Нет, сразу встал. Что-то с головой. Умираю. Обносит слабостью. Стоять – ноги не держат, лежать – тошнит, голова падает в тёмное, с искорками, пространство. Сижу. К печке привалился – от неё могильный холод: зиму не топили.

Надо завещание написать. Какое завещание, не смеши людей! Ничего ты не нажил. А если есть какое наследство, на то есть умная жена и хорошие дети.

Вот, оказывается, как умирают… А столько читал о смертях. Так читал же о монахах, молитвенниках! А наш брат, серый народ, умирает простенько. Вот остановится сердце, и всё. Господи, спаси и помилуй!

Попробую сидя дремать. Да, уже опять ночь. Что это? Или ещё первая не прошла, или новая наступила? Сколько же я тут? Сутки или больше? Какое-то безсознание.

Свечи освещают иконы. Очков нет. На память читаю молитвы, какие помню. Рвётся и память. Тысячи раз читал Покаянный канон, а сбиваюсь. Что, моя хвалёная память, захромала?

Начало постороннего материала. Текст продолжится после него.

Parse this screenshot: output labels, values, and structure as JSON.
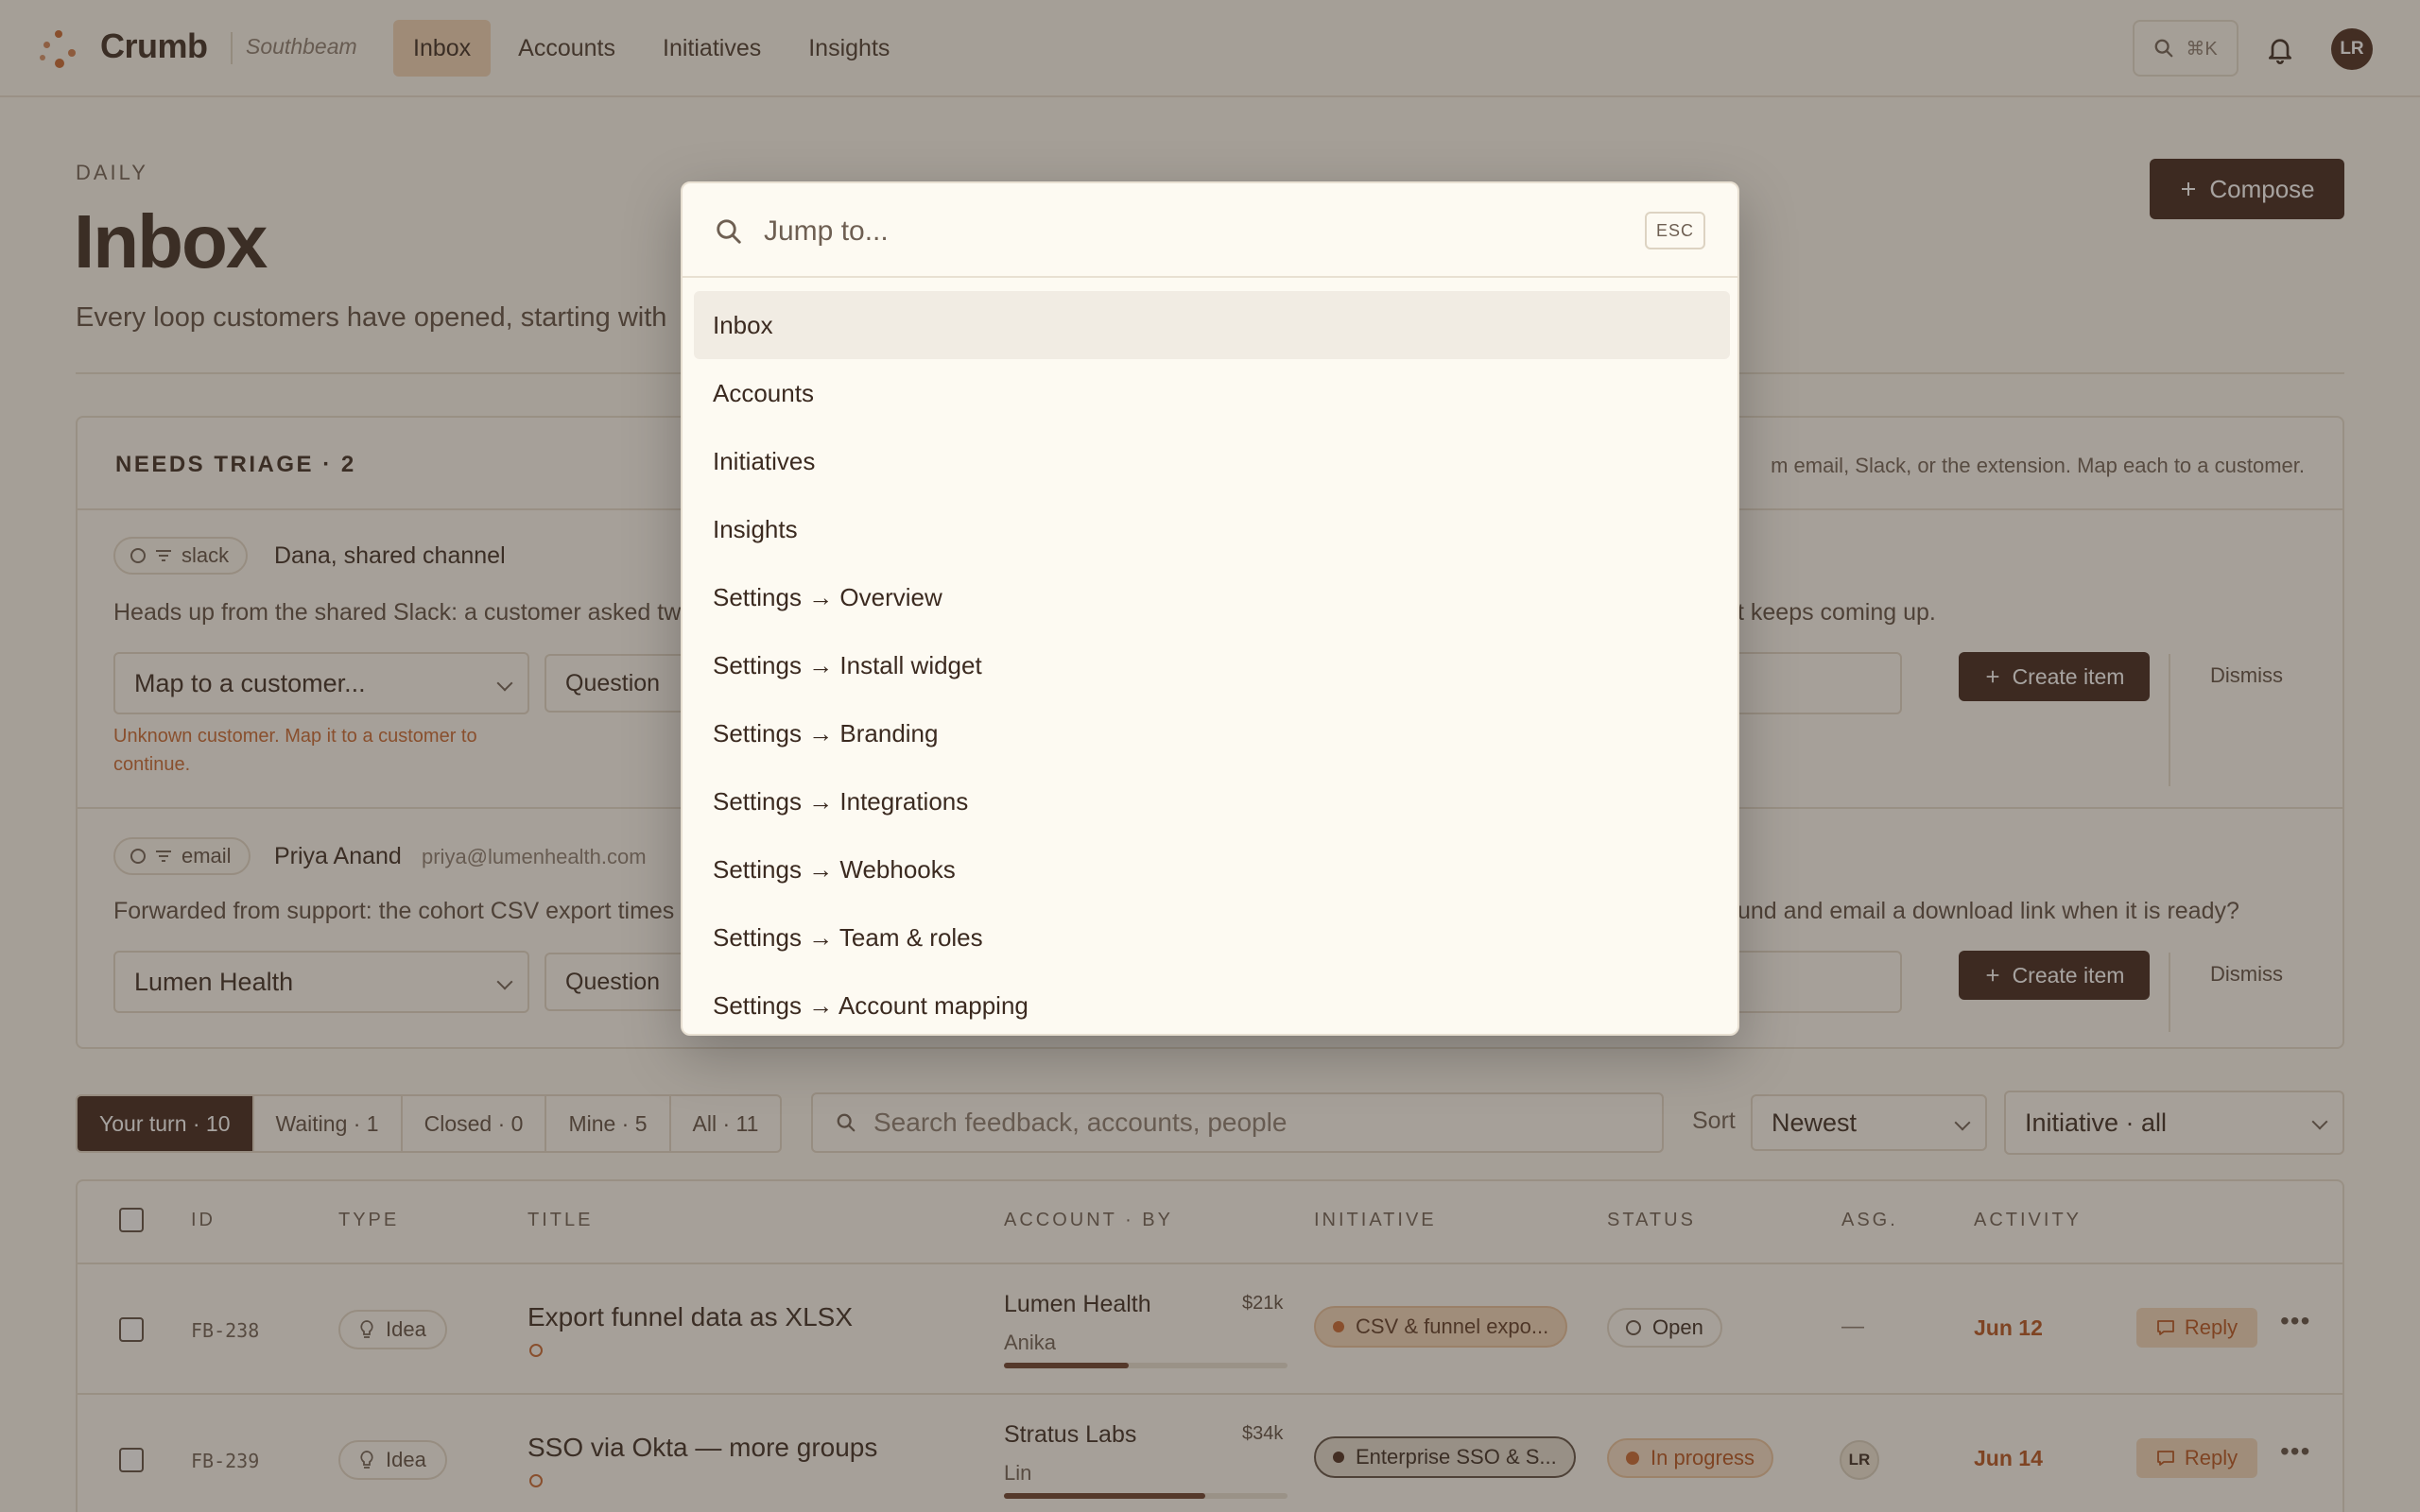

Очнулся. Утро. А утро ли? Вроде опять темнеет? Значит, опять вечер? Значит, день проспал? Или пять минут дремал? Нет, не пять: все свечи в тарелках догорели до корешка. Одна, толстая, мерцает. Какое-то тупое безразличие. Перечитал написанное. Смешно: завещание хотел писать. Небо как свиток совьётся, земля и всё, что на ней, сгорит, всякое железо сгорит, а ты туда же с клочком бумажки.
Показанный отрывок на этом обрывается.